At the core of this poetic odyssey is a film, titled Warm Shadow # Intro, 2019. Debuting during the show, the 2’30’’ film depicts a pair of female legs coming out of the water to a speeding heartbeat and just as quickly submerging back into the stillness of water. The effort of this underwater mastery is the underlying theme of the new body of work presented in the show – the suffering we go through to leave a trail behind, the way we mark a life and the way life marks or at times scars us.
For 1982 Ozzola, who’s work often spans multi-faceted medium from photography and video to sculpture and installations, introduces century-old techniques that herald his artistic patrimony. Born in Florence, Italy, the artist reprocesses the technique of detachment to create his ‘strappi di affresco’. Using this difficult and expensive modus operandi to preserve sections of wall paintings, the artist produced a series of works titled Walls that reflect on mankind’s compulsion to create and tell stories. Walls revive his interest in three-dimensionality and further demonstrate the artist’s versatility and command of multiple disciplines. ‘Gli strappi di affresco’ or ‘tearing’ are comparable in nature to a video still. ‘All of the walls define a time and a place,’ says the artist. The public is invited to experience the physical and psychological processes that contribute to how the individual disseminates legacies and experiences.
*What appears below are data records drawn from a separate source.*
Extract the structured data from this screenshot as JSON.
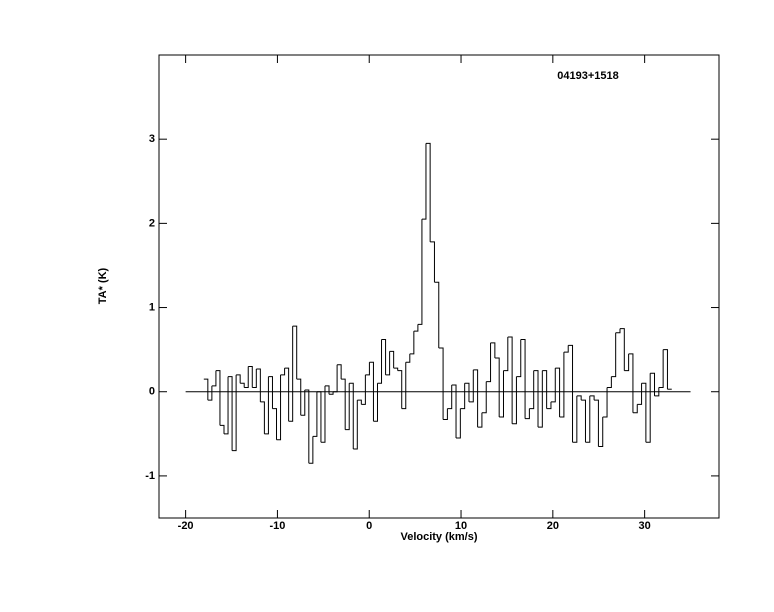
{
  "chart_data": {
    "type": "step",
    "title": "04193+1518",
    "x_label": "Velocity (km/s)",
    "y_label": "TA* (K)",
    "xlim": [
      -22.9,
      38.1
    ],
    "ylim": [
      -1.5,
      4.0
    ],
    "xticks": [
      -20,
      -10,
      0,
      10,
      20,
      30
    ],
    "yticks": [
      -1,
      0,
      1,
      2,
      3
    ],
    "baseline": [
      -20,
      35
    ],
    "color": "#000000",
    "x": [
      -17.8,
      -17.36,
      -16.92,
      -16.48,
      -16.04,
      -15.6,
      -15.16,
      -14.72,
      -14.28,
      -13.84,
      -13.4,
      -12.96,
      -12.52,
      -12.08,
      -11.64,
      -11.2,
      -10.76,
      -10.32,
      -9.88,
      -9.44,
      -9.0,
      -8.56,
      -8.12,
      -7.68,
      -7.24,
      -6.8,
      -6.36,
      -5.92,
      -5.48,
      -5.04,
      -4.6,
      -4.16,
      -3.72,
      -3.28,
      -2.84,
      -2.4,
      -1.96,
      -1.52,
      -1.08,
      -0.64,
      -0.2,
      0.24,
      0.68,
      1.12,
      1.56,
      2.0,
      2.44,
      2.88,
      3.32,
      3.76,
      4.2,
      4.64,
      5.08,
      5.52,
      5.96,
      6.4,
      6.87,
      7.34,
      7.81,
      8.28,
      8.75,
      9.22,
      9.69,
      10.16,
      10.63,
      11.1,
      11.57,
      12.04,
      12.51,
      12.98,
      13.45,
      13.92,
      14.39,
      14.86,
      15.33,
      15.8,
      16.27,
      16.74,
      17.21,
      17.68,
      18.15,
      18.62,
      19.09,
      19.56,
      20.03,
      20.5,
      20.97,
      21.44,
      21.91,
      22.38,
      22.85,
      23.32,
      23.79,
      24.26,
      24.73,
      25.2,
      25.67,
      26.14,
      26.61,
      27.08,
      27.55,
      28.02,
      28.49,
      28.96,
      29.43,
      29.9,
      30.37,
      30.84,
      31.31,
      31.78,
      32.25,
      32.72
    ],
    "values": [
      0.15,
      -0.1,
      0.07,
      0.25,
      -0.4,
      -0.5,
      0.18,
      -0.7,
      0.2,
      0.1,
      0.05,
      0.3,
      0.05,
      0.27,
      -0.12,
      -0.5,
      0.18,
      -0.2,
      -0.57,
      0.2,
      0.28,
      -0.35,
      0.78,
      0.15,
      -0.28,
      0.02,
      -0.85,
      -0.53,
      0.0,
      -0.6,
      0.07,
      -0.03,
      0.0,
      0.32,
      0.15,
      -0.45,
      0.1,
      -0.68,
      -0.1,
      -0.15,
      0.2,
      0.35,
      -0.35,
      0.1,
      0.62,
      0.2,
      0.48,
      0.28,
      0.25,
      -0.2,
      0.35,
      0.45,
      0.72,
      0.8,
      2.05,
      2.95,
      1.78,
      1.3,
      0.52,
      -0.33,
      -0.2,
      0.08,
      -0.55,
      -0.2,
      0.1,
      -0.12,
      0.26,
      -0.42,
      -0.25,
      0.12,
      0.58,
      0.4,
      -0.3,
      0.25,
      0.65,
      -0.38,
      0.18,
      0.62,
      -0.32,
      -0.2,
      0.25,
      -0.42,
      0.25,
      -0.2,
      -0.12,
      0.28,
      -0.3,
      0.47,
      0.55,
      -0.6,
      -0.05,
      -0.1,
      -0.6,
      -0.05,
      -0.1,
      -0.65,
      -0.3,
      0.05,
      0.18,
      0.7,
      0.75,
      0.25,
      0.45,
      -0.25,
      -0.15,
      0.1,
      -0.6,
      0.22,
      -0.05,
      0.05,
      0.5,
      0.03
    ]
  }
}
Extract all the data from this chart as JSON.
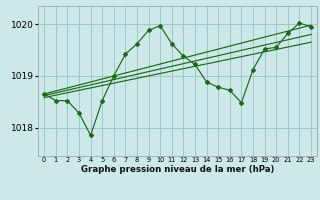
{
  "title": "Graphe pression niveau de la mer (hPa)",
  "background_color": "#cce8e8",
  "grid_color": "#a0c8c8",
  "line_color": "#1a6b1a",
  "xlim": [
    -0.5,
    23.5
  ],
  "ylim": [
    1017.45,
    1020.35
  ],
  "yticks": [
    1018,
    1019,
    1020
  ],
  "xtick_labels": [
    "0",
    "1",
    "2",
    "3",
    "4",
    "5",
    "6",
    "7",
    "8",
    "9",
    "10",
    "11",
    "12",
    "13",
    "14",
    "15",
    "16",
    "17",
    "18",
    "19",
    "20",
    "21",
    "22",
    "23"
  ],
  "xticks": [
    0,
    1,
    2,
    3,
    4,
    5,
    6,
    7,
    8,
    9,
    10,
    11,
    12,
    13,
    14,
    15,
    16,
    17,
    18,
    19,
    20,
    21,
    22,
    23
  ],
  "main_series": [
    [
      0,
      1018.65
    ],
    [
      1,
      1018.52
    ],
    [
      2,
      1018.52
    ],
    [
      3,
      1018.28
    ],
    [
      4,
      1017.85
    ],
    [
      5,
      1018.52
    ],
    [
      6,
      1019.0
    ],
    [
      7,
      1019.42
    ],
    [
      8,
      1019.62
    ],
    [
      9,
      1019.88
    ],
    [
      10,
      1019.97
    ],
    [
      11,
      1019.62
    ],
    [
      12,
      1019.38
    ],
    [
      13,
      1019.22
    ],
    [
      14,
      1018.88
    ],
    [
      15,
      1018.78
    ],
    [
      16,
      1018.72
    ],
    [
      17,
      1018.48
    ],
    [
      18,
      1019.12
    ],
    [
      19,
      1019.52
    ],
    [
      20,
      1019.55
    ],
    [
      21,
      1019.82
    ],
    [
      22,
      1020.02
    ],
    [
      23,
      1019.95
    ]
  ],
  "trend_lines": [
    [
      [
        0,
        1018.58
      ],
      [
        23,
        1019.65
      ]
    ],
    [
      [
        0,
        1018.62
      ],
      [
        23,
        1019.8
      ]
    ],
    [
      [
        0,
        1018.65
      ],
      [
        23,
        1019.98
      ]
    ]
  ],
  "figsize": [
    3.2,
    2.0
  ],
  "dpi": 100
}
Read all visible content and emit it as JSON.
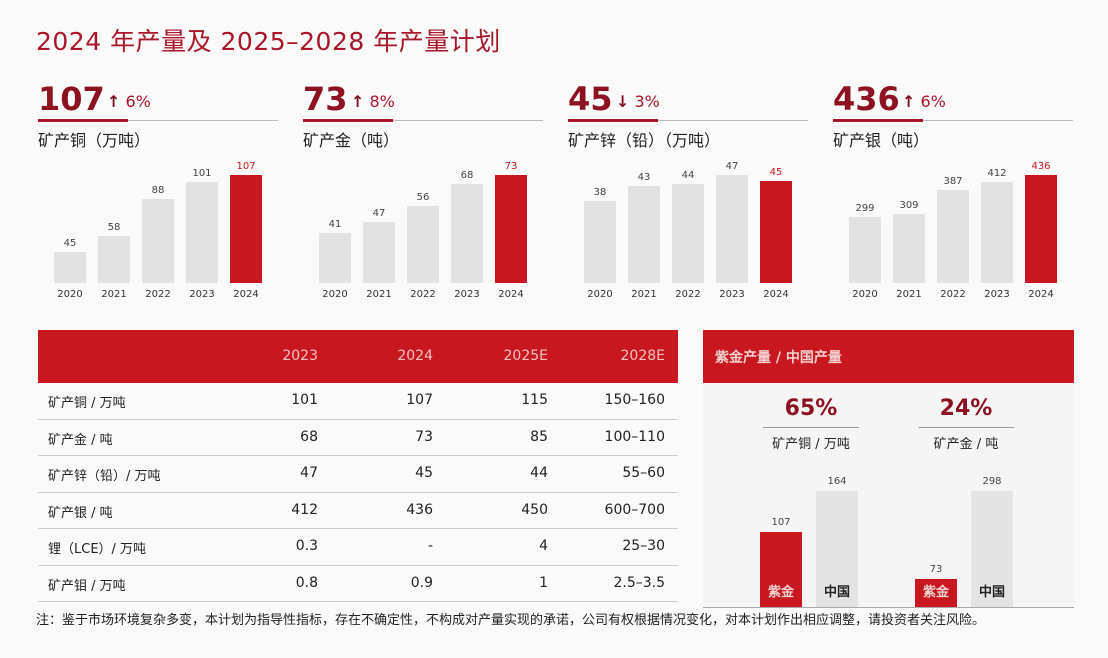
{
  "title": "2024 年产量及 2025–2028 年产量计划",
  "panels": [
    {
      "value": "107",
      "arrow": "↑",
      "change": "6%",
      "label": "矿产铜（万吨）"
    },
    {
      "value": "73",
      "arrow": "↑",
      "change": "8%",
      "label": "矿产金（吨）"
    },
    {
      "value": "45",
      "arrow": "↓",
      "change": "3%",
      "label": "矿产锌（铅）（万吨）"
    },
    {
      "value": "436",
      "arrow": "↑",
      "change": "6%",
      "label": "矿产银（吨）"
    }
  ],
  "table": {
    "headers": [
      "",
      "2023",
      "2024",
      "2025E",
      "2028E"
    ],
    "rows": [
      [
        "矿产铜 / 万吨",
        "101",
        "107",
        "115",
        "150–160"
      ],
      [
        "矿产金 / 吨",
        "68",
        "73",
        "85",
        "100–110"
      ],
      [
        "矿产锌（铅）/ 万吨",
        "47",
        "45",
        "44",
        "55–60"
      ],
      [
        "矿产银 / 吨",
        "412",
        "436",
        "450",
        "600–700"
      ],
      [
        "锂（LCE）/ 万吨",
        "0.3",
        "-",
        "4",
        "25–30"
      ],
      [
        "矿产钼 / 万吨",
        "0.8",
        "0.9",
        "1",
        "2.5–3.5"
      ]
    ]
  },
  "share_panel": {
    "title": "紫金产量 / 中国产量",
    "groups": [
      {
        "percent": "65%",
        "label": "矿产铜 / 万吨",
        "zijin": "107",
        "china": "164",
        "zijin_label": "紫金",
        "china_label": "中国"
      },
      {
        "percent": "24%",
        "label": "矿产金 / 吨",
        "zijin": "73",
        "china": "298",
        "zijin_label": "紫金",
        "china_label": "中国"
      }
    ]
  },
  "note": "注：鉴于市场环境复杂多变，本计划为指导性指标，存在不确定性，不构成对产量实现的承诺，公司有权根据情况变化，对本计划作出相应调整，请投资者关注风险。",
  "colors": {
    "accent": "#c8171f",
    "dark": "#8c1222",
    "bar": "#e2e2e2"
  },
  "chart_data": [
    {
      "type": "bar",
      "title": "矿产铜（万吨）",
      "categories": [
        "2020",
        "2021",
        "2022",
        "2023",
        "2024"
      ],
      "values": [
        45,
        58,
        88,
        101,
        107
      ]
    },
    {
      "type": "bar",
      "title": "矿产金（吨）",
      "categories": [
        "2020",
        "2021",
        "2022",
        "2023",
        "2024"
      ],
      "values": [
        41,
        47,
        56,
        68,
        73
      ]
    },
    {
      "type": "bar",
      "title": "矿产锌（铅）（万吨）",
      "categories": [
        "2020",
        "2021",
        "2022",
        "2023",
        "2024"
      ],
      "values": [
        38,
        43,
        44,
        47,
        45
      ]
    },
    {
      "type": "bar",
      "title": "矿产银（吨）",
      "categories": [
        "2020",
        "2021",
        "2022",
        "2023",
        "2024"
      ],
      "values": [
        299,
        309,
        387,
        412,
        436
      ]
    }
  ]
}
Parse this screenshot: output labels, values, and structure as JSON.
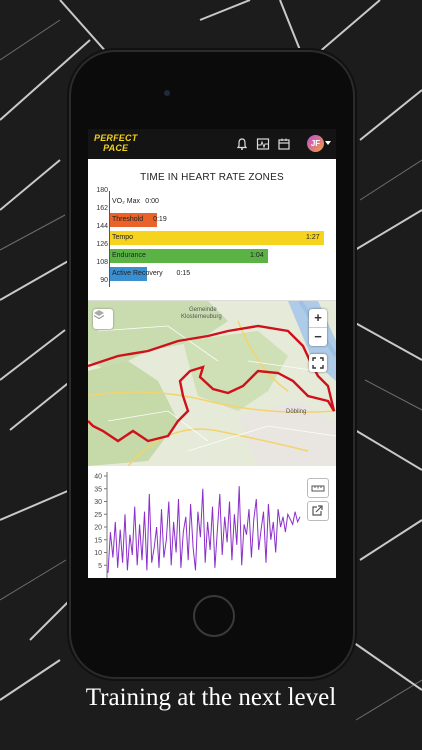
{
  "app": {
    "logo_line1": "PERFECT",
    "logo_line2": "PACE",
    "avatar_initials": "JF"
  },
  "header_icons": [
    "bell-icon",
    "heart-rate-icon",
    "calendar-icon"
  ],
  "hr_zones": {
    "title": "TIME IN HEART RATE ZONES",
    "y_ticks": [
      "180",
      "162",
      "144",
      "126",
      "108",
      "90"
    ],
    "zones": [
      {
        "name": "VO₂ Max",
        "time": "0:00",
        "minutes": 0,
        "color": "#e8e8e8"
      },
      {
        "name": "Threshold",
        "time": "0:19",
        "minutes": 0.32,
        "color": "#e8622a"
      },
      {
        "name": "Tempo",
        "time": "1:27",
        "minutes": 1.45,
        "color": "#f5d31f"
      },
      {
        "name": "Endurance",
        "time": "1:04",
        "minutes": 1.07,
        "color": "#5bb346"
      },
      {
        "name": "Active Recovery",
        "time": "0:15",
        "minutes": 0.25,
        "color": "#3a8fd1"
      }
    ]
  },
  "map": {
    "labels": {
      "town1": "Gemeinde",
      "town2": "Klosterneuburg",
      "town3": "Döbling"
    },
    "controls": {
      "zoom_in": "+",
      "zoom_out": "−"
    },
    "route_color": "#d0101a"
  },
  "chart_data": {
    "type": "line",
    "y_ticks": [
      "40",
      "35",
      "30",
      "25",
      "20",
      "15",
      "10",
      "5"
    ],
    "ylim": [
      0,
      40
    ],
    "series": [
      {
        "color": "#8b2fc9",
        "values": [
          2,
          18,
          8,
          22,
          4,
          19,
          6,
          25,
          3,
          17,
          9,
          28,
          5,
          21,
          7,
          26,
          3,
          33,
          6,
          12,
          20,
          4,
          27,
          8,
          15,
          30,
          5,
          22,
          10,
          31,
          4,
          18,
          24,
          7,
          29,
          12,
          3,
          26,
          16,
          35,
          6,
          22,
          11,
          28,
          4,
          19,
          33,
          9,
          24,
          14,
          30,
          7,
          25,
          13,
          36,
          5,
          21,
          17,
          27,
          8,
          23,
          31,
          11,
          19,
          26,
          6,
          29,
          15,
          22,
          10,
          27,
          20,
          24,
          18,
          25,
          23,
          21,
          26,
          22,
          24
        ]
      }
    ]
  },
  "tagline": "Training at the next level"
}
The sculpture, ‘Tus lunares son estrellas’ [‘Your moles are stars’], incorporates the use of another ancient technology of casting molten metal inside a negative form. Bronze leaves are artificially created by the liquid metal flowing through linked piping. ‘To make something artificial there is an order in the universe,’ Ozzola comments, ‘everything is created from one single matter.’ The exhibition culminates with another series titled, Charts. Inspirited by the concepts of chiromany– from Greek kheir (“hand”) and manteia (“divination”)– and traumatic events that leave scarring on the skin. ‘There is something in us all, urging us to follow one path or another, to take action or not. Some lines we are born with, others that result from surviving a [traumatic] event. These are all positive experiences that define our vitality.’
And so throughout the exhibition, elements of contradictory nature evoke conflicting responses attune to a life’s experience – every story has two sides, every rose comes with a set of thorns. From the stillness of the water in the film, coupled with the increasing intensity of one’s heartbeat setting the viewer into a state of “anxious serenity”, to preserved, marked parts of walls that are so fragile and personal despite their roughness, to a series of bronze plants – representation of mortal life immortalised by its medium of bronze, Ozzola once again impeccably captures the sensitivities of life experiences.
‘We are thrilled to welcome back Ozzola into our program with never seen before works that are more sculptural than ever yet still contain the poetic subtlety that is so prevalent in his photographic works,’ said Mila Askarova, founder of Gazelli Art House.